Anergique – Célia FLAUX – Actu SF

1-Thème

Voici un sympathique mélange qui fait fi des étiquettes dont raffolent certains de nos contemporains. L’Angleterre et l’Inde où se déroule l’histoire font bien sûr penser à l’époque victorienne dans laquelle les dirigeables donnent un verni de steampunk, mais la partition des êtres humains entre denas et lynes offre une peinture de la société tout à fait originale. Si le mot « magie » est parfois prononcé, c’est d’énergie dont il est question la plupart du temps, ce qui nous ramène à la frontière floue entre le fantastique et la science-fiction dont nous ne débattrons pas ici.
Les denas, donc, fournissent l’énergie dont les lynes ont besoin, pour vivre tout d’abord, mais aussi pour faire fonctionner des appareils qui en consomment, et, parfois pour utiliser les pouvoirs qu’ils possèdent. On pourrait penser que les denas possèdent les moyens pour dominer les lynes totalement dépendants de cette énergie. Or, il n’en est rien. Dans cette société, les lynes représentent la classe dirigeante et ce qui va avec : richesse, pouvoir politique… Malgré tout, il existe une symbiose de fait, plus ou moins consentie.
C’est dans ce contexte que se déroule l’intrigue qui mêle enquête policière et aventure fantastique. Une insaisissable violeuse d’énergie, qui n’hésite pas à accaparer la totalité de l’énergie de ses victimes au point de les tuer, refait surface après plusieurs années durant lesquelles on a perdu sa trace. Liliana, excellente enquêtrice et garde royale de Sa Majesté, ainsi qu’Amiya, le seul denas ayant survécu à l’attaque de la violeuse, vont tenter d’appréhender la meurtrière.

2-La singularité de ce roman

Sur ce thème qui peut sembler classique au premier abord, Célia Flaux nous entraîne, avec une grande sensibilité, sur divers chemins narratifs qui, au-delà de la pure aventure, ne peuvent manquer d’interpeller le lecteur sur des sujets contemporains et humains.
Tout d’abord, le récit oscille entre les points de vues des divers protagonistes, en particulier ceux de Liliana et d’Amiya, tout en conservant la première personne. Si le procédé peut parfois déstabiliser le lecteur inattentif, il a le mérite de le faire pénétrer dans l’intimité des personnages, au point qu’on ne puisse rien ignorer de leurs grandeurs et de leurs faiblesses, de leurs désirs, de leurs angoisses, de leurs dilemmes. Comme je l’ai dit plus haut, le style de Célia Flaux est sensible et profondément humain, ce qui rend particulièrement émouvante, vue de l’intérieur, la perception qu’ont les héros des événements qu’ils traversent et ressentent.
On appréciera également la peinture de la société et de son environnement. C’est une peinture que je qualifierai d’impressionniste, car elle nous est proposée par touches successives.

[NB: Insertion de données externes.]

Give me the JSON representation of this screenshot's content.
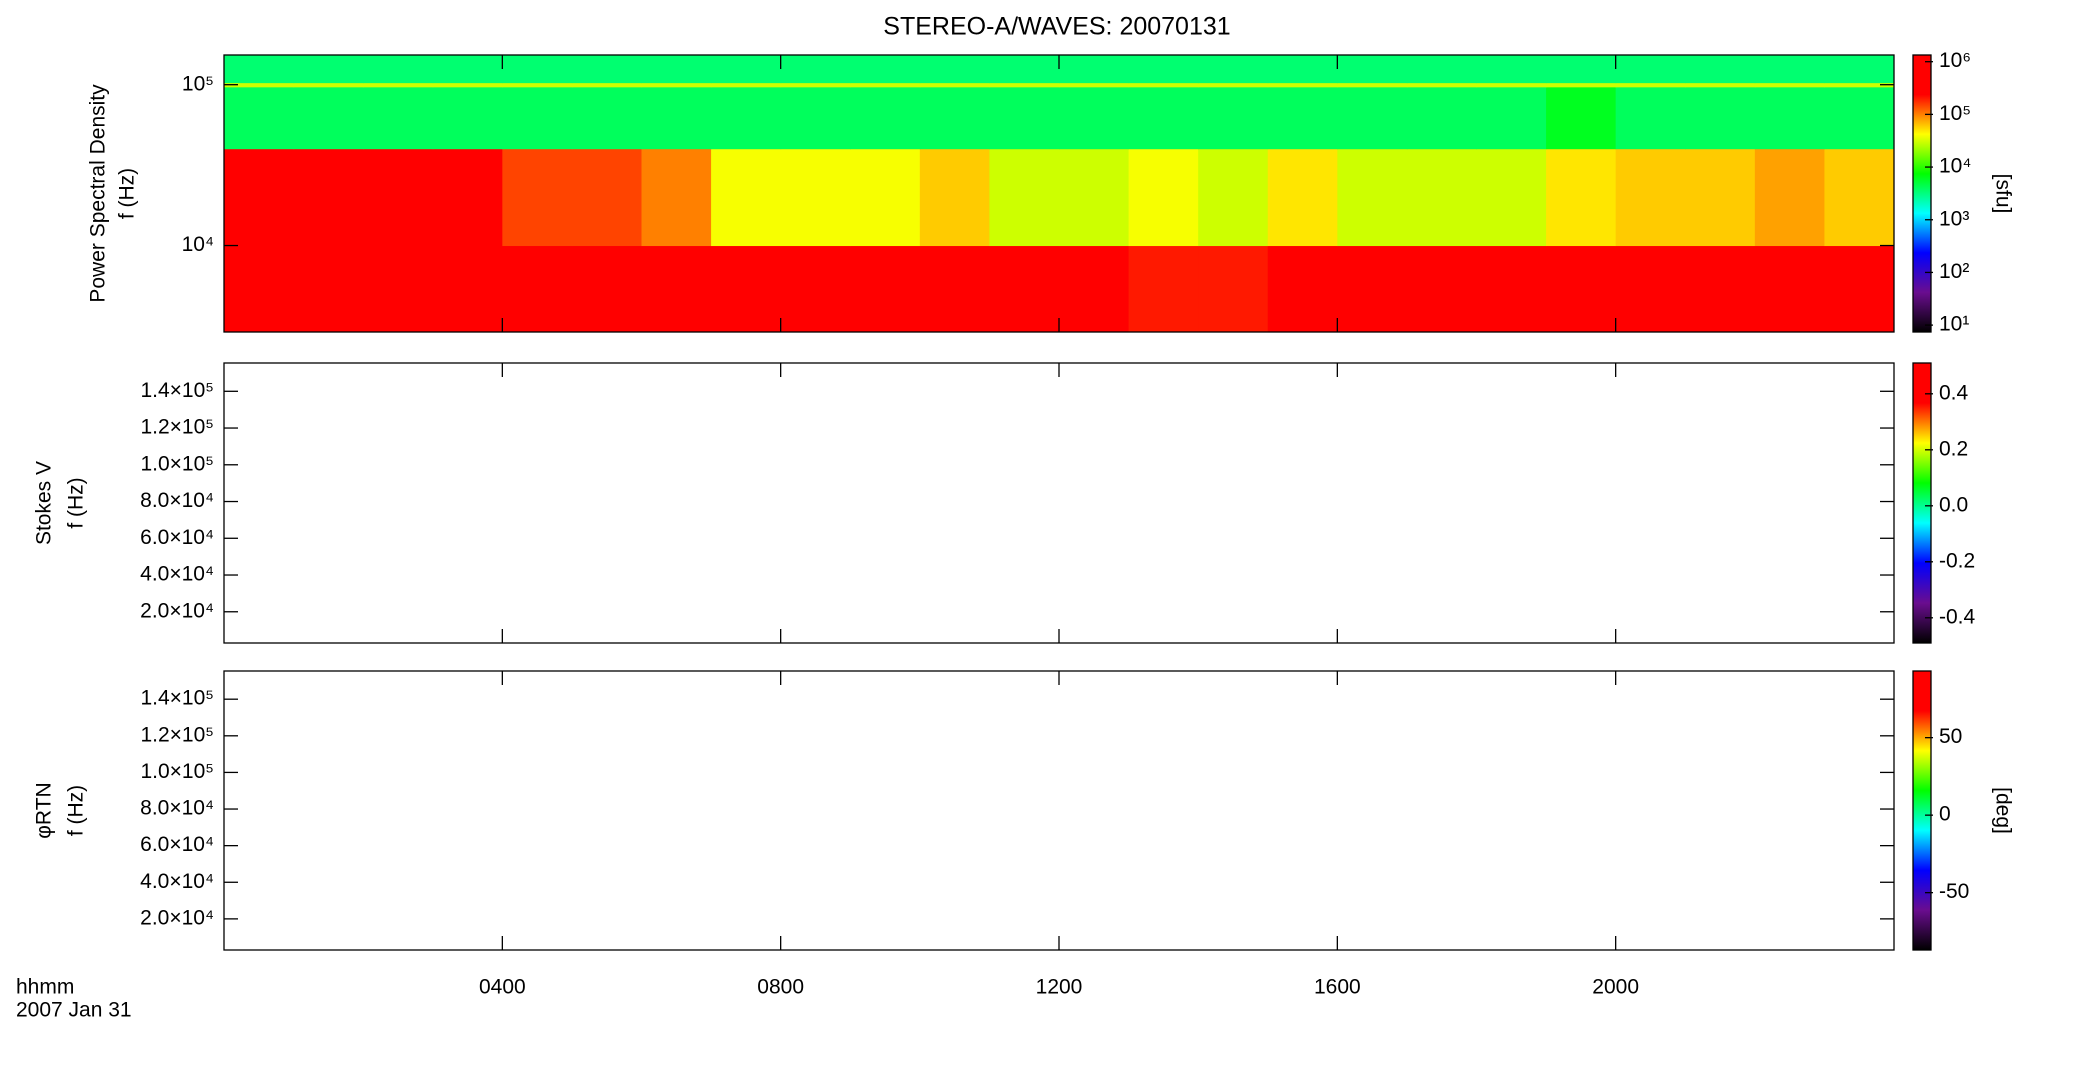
{
  "chart_data": [
    {
      "type": "heatmap",
      "title": "STEREO-A/WAVES: 20070131",
      "ylabel": [
        "Power Spectral Density",
        "f (Hz)"
      ],
      "ylog": true,
      "ylim": [
        2900,
        153000
      ],
      "yticks": [
        {
          "value": 10000,
          "label": "10⁴"
        },
        {
          "value": 100000,
          "label": "10⁵"
        }
      ],
      "x": [
        0,
        1,
        2,
        3,
        4,
        5,
        6,
        7,
        8,
        9,
        10,
        11,
        12,
        13,
        14,
        15,
        16,
        17,
        18,
        19,
        20,
        21,
        22,
        23,
        24
      ],
      "y": [
        2900,
        10000,
        40000,
        97000,
        103000,
        153000
      ],
      "z": [
        [
          1000000,
          1000000,
          1000000,
          1000000,
          1000000,
          1000000,
          300000,
          1000000,
          300000,
          1000000,
          1000000,
          1000000,
          500000,
          200000,
          200000,
          400000,
          1000000,
          1000000,
          1000000,
          1000000,
          1000000,
          1000000,
          1000000,
          1000000
        ],
        [
          1000000,
          1000000,
          1000000,
          500000,
          150000,
          150000,
          100000,
          40000,
          40000,
          40000,
          60000,
          30000,
          30000,
          40000,
          30000,
          50000,
          30000,
          30000,
          30000,
          50000,
          60000,
          60000,
          80000,
          60000
        ],
        [
          4000,
          4000,
          4000,
          4000,
          4000,
          4000,
          4000,
          4000,
          4000,
          4000,
          4000,
          4000,
          4000,
          4000,
          4000,
          4000,
          4000,
          4000,
          4000,
          6000,
          4000,
          4000,
          4000,
          4000
        ],
        [
          30000,
          30000,
          30000,
          30000,
          30000,
          30000,
          30000,
          30000,
          30000,
          30000,
          30000,
          30000,
          30000,
          30000,
          30000,
          30000,
          30000,
          30000,
          30000,
          30000,
          30000,
          30000,
          30000,
          30000
        ],
        [
          3500,
          3500,
          3500,
          3500,
          3500,
          3500,
          3500,
          3500,
          3500,
          3500,
          3500,
          3500,
          3500,
          3500,
          3500,
          3500,
          3500,
          3500,
          3500,
          3500,
          3500,
          3500,
          3500,
          3500
        ]
      ],
      "colormap": [
        "#000000",
        "#6a0d8f",
        "#0000ff",
        "#00ffff",
        "#00ff00",
        "#ffff00",
        "#ff0000",
        "#ff0000"
      ],
      "colorbar": {
        "log": true,
        "lim": [
          7.4,
          1340000
        ],
        "label": "[sfu]",
        "ticks": [
          {
            "value": 10,
            "label": "10¹"
          },
          {
            "value": 100,
            "label": "10²"
          },
          {
            "value": 1000,
            "label": "10³"
          },
          {
            "value": 10000,
            "label": "10⁴"
          },
          {
            "value": 100000,
            "label": "10⁵"
          },
          {
            "value": 1000000,
            "label": "10⁶"
          }
        ]
      }
    },
    {
      "type": "heatmap",
      "ylabel": [
        "Stokes V",
        "f (Hz)"
      ],
      "ylog": false,
      "ylim": [
        3000,
        155400
      ],
      "yticks": [
        {
          "value": 20000,
          "label": "2.0×10⁴"
        },
        {
          "value": 40000,
          "label": "4.0×10⁴"
        },
        {
          "value": 60000,
          "label": "6.0×10⁴"
        },
        {
          "value": 80000,
          "label": "8.0×10⁴"
        },
        {
          "value": 100000,
          "label": "1.0×10⁵"
        },
        {
          "value": 120000,
          "label": "1.2×10⁵"
        },
        {
          "value": 140000,
          "label": "1.4×10⁵"
        }
      ],
      "colormap": [
        "#000000",
        "#6a0d8f",
        "#0000ff",
        "#00ffff",
        "#00ff00",
        "#ffff00",
        "#ff0000",
        "#ff0000"
      ],
      "colorbar": {
        "log": false,
        "lim": [
          -0.49,
          0.51
        ],
        "ticks": [
          -0.4,
          -0.2,
          {
            "value": 0,
            "label": "0.0"
          },
          0.2,
          0.4
        ]
      }
    },
    {
      "type": "heatmap",
      "ylabel": [
        "φRTN",
        "f (Hz)"
      ],
      "ylog": false,
      "ylim": [
        3000,
        155400
      ],
      "yticks": [
        {
          "value": 20000,
          "label": "2.0×10⁴"
        },
        {
          "value": 40000,
          "label": "4.0×10⁴"
        },
        {
          "value": 60000,
          "label": "6.0×10⁴"
        },
        {
          "value": 80000,
          "label": "8.0×10⁴"
        },
        {
          "value": 100000,
          "label": "1.0×10⁵"
        },
        {
          "value": 120000,
          "label": "1.2×10⁵"
        },
        {
          "value": 140000,
          "label": "1.4×10⁵"
        }
      ],
      "colormap": [
        "#000000",
        "#6a0d8f",
        "#0000ff",
        "#00ffff",
        "#00ff00",
        "#ffff00",
        "#ff0000",
        "#ff0000"
      ],
      "colorbar": {
        "log": false,
        "lim": [
          -87,
          93
        ],
        "label": "[deg]",
        "ticks": [
          -50,
          0,
          50
        ]
      },
      "xlabel": [
        "hhmm",
        "2007 Jan 31"
      ],
      "xlim": [
        0,
        24
      ],
      "xticks": [
        {
          "value": 4,
          "label": "0400"
        },
        {
          "value": 8,
          "label": "0800"
        },
        {
          "value": 12,
          "label": "1200"
        },
        {
          "value": 16,
          "label": "1600"
        },
        {
          "value": 20,
          "label": "2000"
        }
      ]
    }
  ]
}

Si les personnages sont au centre de l’écriture, le milieu dans lequel ils évoluent, que ce soit à Londres ou en Inde, prend corps progressivement à travers le comportement des personnages secondaires, mais aussi grâce aux parcelles de couleur des paysages, villes, villages et lieux d’habitations que le lecteur traverse.

Il serait trop long ici d’aborder tous les sujets de société ou de relations humaines qui sont abordés à travers les péripéties que vont vivre les héros. Je souhaiterais cependant citer un point qui, à mon sens, constitue la clé de voûte de ce roman : donner et recevoir.
L’anergie est une forme d’affection qui, pour les denas se présente sous la forme d’une hantise à donner son énergie, et, pour les lynes au contraire, une appréhension à recevoir cette énergie. Célia Flaux nous montre avec finesse que donner et recevoir sont deux aspects d’un même acte d’humanité. Il n’est pas forcément plus facile de recevoir que de donner. Il y a en effet dans ces deux comportements, une symétrie qui nécessite une abnégation aussi bien du côté du donneur que de celui qui reçoit. Ce sujet, d’une profondeur étonnante quand on réfléchit, est en permanence sous-jacent à l’intrigue. C’est le comportement des héros vis-à-vis de cet aspect qui donne tout son sens à l’évolution de leur psychologie au cours de l’histoire.

3-A qui s’adresse ce roman

Je me garderai de mettre une étiquette « à partir de tel âge », car il existe plusieurs niveaux de lectures de cette histoire. Elle s’adresse autant aux lecteurs qui voudront seulement se laisser emporter par une intrigue passionnante aux multiples rebondissements, qu’à ceux qui, à travers ce livre, découvriront des aspects sociaux et humains qui donnent à réfléchir.